The process ports can be fetched by calling current-input-port(3scm) and current-output-port(3scm). Implementations can optionally provide with-input-from-file(3scm) and with-output-to-file(3scm), which dynamically rebind the input and output ports while a procedure is running. The procedures open-input-file(3scm) and open-output-file(3scm) open files for reading and for writing. They should be closed with close-input-port(3scm) and close-output-port(3scm) when the program is done with them, or there could be a resource leak.
The (rnrs io ports) library distinguishes between input ports and output ports. An input port is a source for data, whereas an output port is a sink for data. A port may be both an input port and an output port; such a port typically provides simultaneous read and write access to a file or other data.
The (rnrs io ports) library also distinguishes between binary ports, which are sources or sinks for uninterpreted bytes, and textual ports, which are sources or sinks for characters and strings.
Files can be opened using a specified transcoder or binary ports can be turned into textual ports by using a transcoder. Transcoders specify a character encoding, an end of line convention and an error handling mode. ISO-8859-1, UTF-8 and UTF-16 are supported along with all Unicode characters. It is straightforward for portable code to work with binary files and textual files with a known encoding like UTF-8.

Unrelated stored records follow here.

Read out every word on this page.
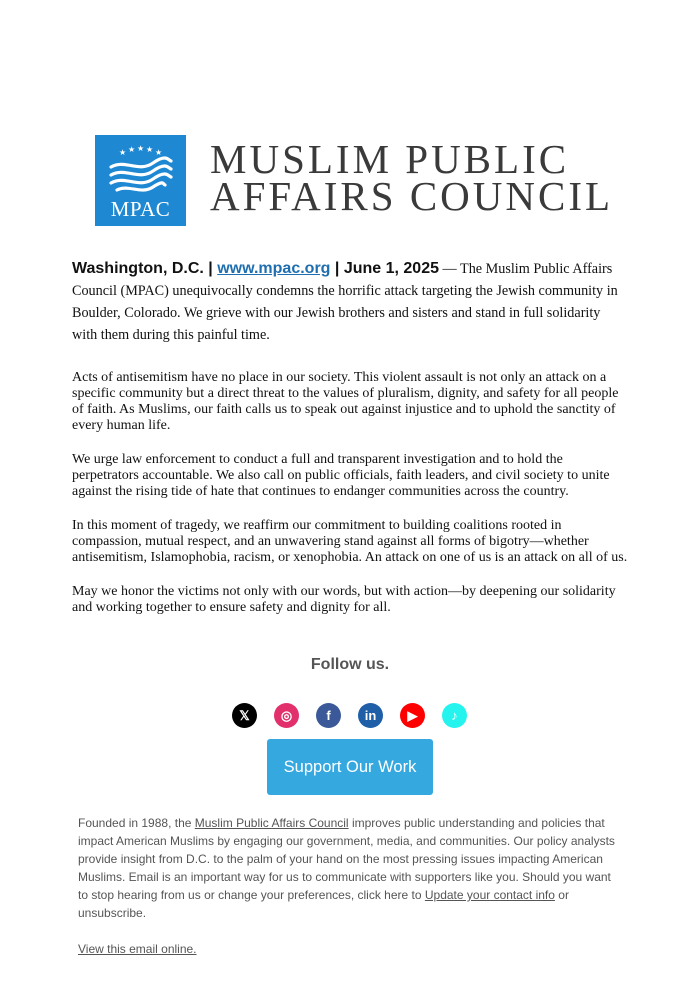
★ ★ ★ ★ ★
MPAC
MUSLIM PUBLIC
AFFAIRS COUNCIL

Washington, D.C. | www.mpac.org | June 1, 2025 — The Muslim Public Affairs Council (MPAC) unequivocally condemns the horrific attack targeting the Jewish community in Boulder, Colorado. We grieve with our Jewish brothers and sisters and stand in full solidarity with them during this painful time.

Acts of antisemitism have no place in our society. This violent assault is not only an attack on a specific community but a direct threat to the values of pluralism, dignity, and safety for all people of faith. As Muslims, our faith calls us to speak out against injustice and to uphold the sanctity of every human life.

We urge law enforcement to conduct a full and transparent investigation and to hold the perpetrators accountable. We also call on public officials, faith leaders, and civil society to unite against the rising tide of hate that continues to endanger communities across the country.

In this moment of tragedy, we reaffirm our commitment to building coalitions rooted in compassion, mutual respect, and an unwavering stand against all forms of bigotry—whether antisemitism, Islamophobia, racism, or xenophobia. An attack on one of us is an attack on all of us.

May we honor the victims not only with our words, but with action—by deepening our solidarity and working together to ensure safety and dignity for all.

Follow us.
𝕏 ◎	f	in ▶	♪
Support Our Work

Founded in 1988, the Muslim Public Affairs Council improves public understanding and policies that impact American Muslims by engaging our government, media, and communities. Our policy analysts provide insight from D.C. to the palm of your hand on the most pressing issues impacting American Muslims. Email is an important way for us to communicate with supporters like you. Should you want to stop hearing from us or change your preferences, click here to Update your contact info or unsubscribe.

View this email online.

Custom binary and textual ports can be used to implement things like network ports, transparent compression, other encodings and arbitrary processing. Custom ports are created with make-custom-binary-input-port(3scm), make-custom-textual-input-port(3scm), make-custom-binary-output-port(3scm), make-custom-textual-output-port(3scm), make-custom-binary-input/output-port(3scm) and make-custom-textual-input/output-port(3scm).
Portable R7RS code that attempts to use ports should be aware of these possible restrictions:
UTF-8 files can be read and written using binary ports together with utf8->string and string->utf8. It is an error to give invalid UTF-8 bytes to utf8->string, so this must be checked first.
In the 1990s it was still very common to have files in various local encodings, but Unicode has since then grown to become standard. Textual files created since the 2010s are usually encoded in UTF-8. A notable exception is files that come from Microsoft's Windows, which are sometimes encoded in UTF-16. But this is also becoming more rare with newer versions of that system.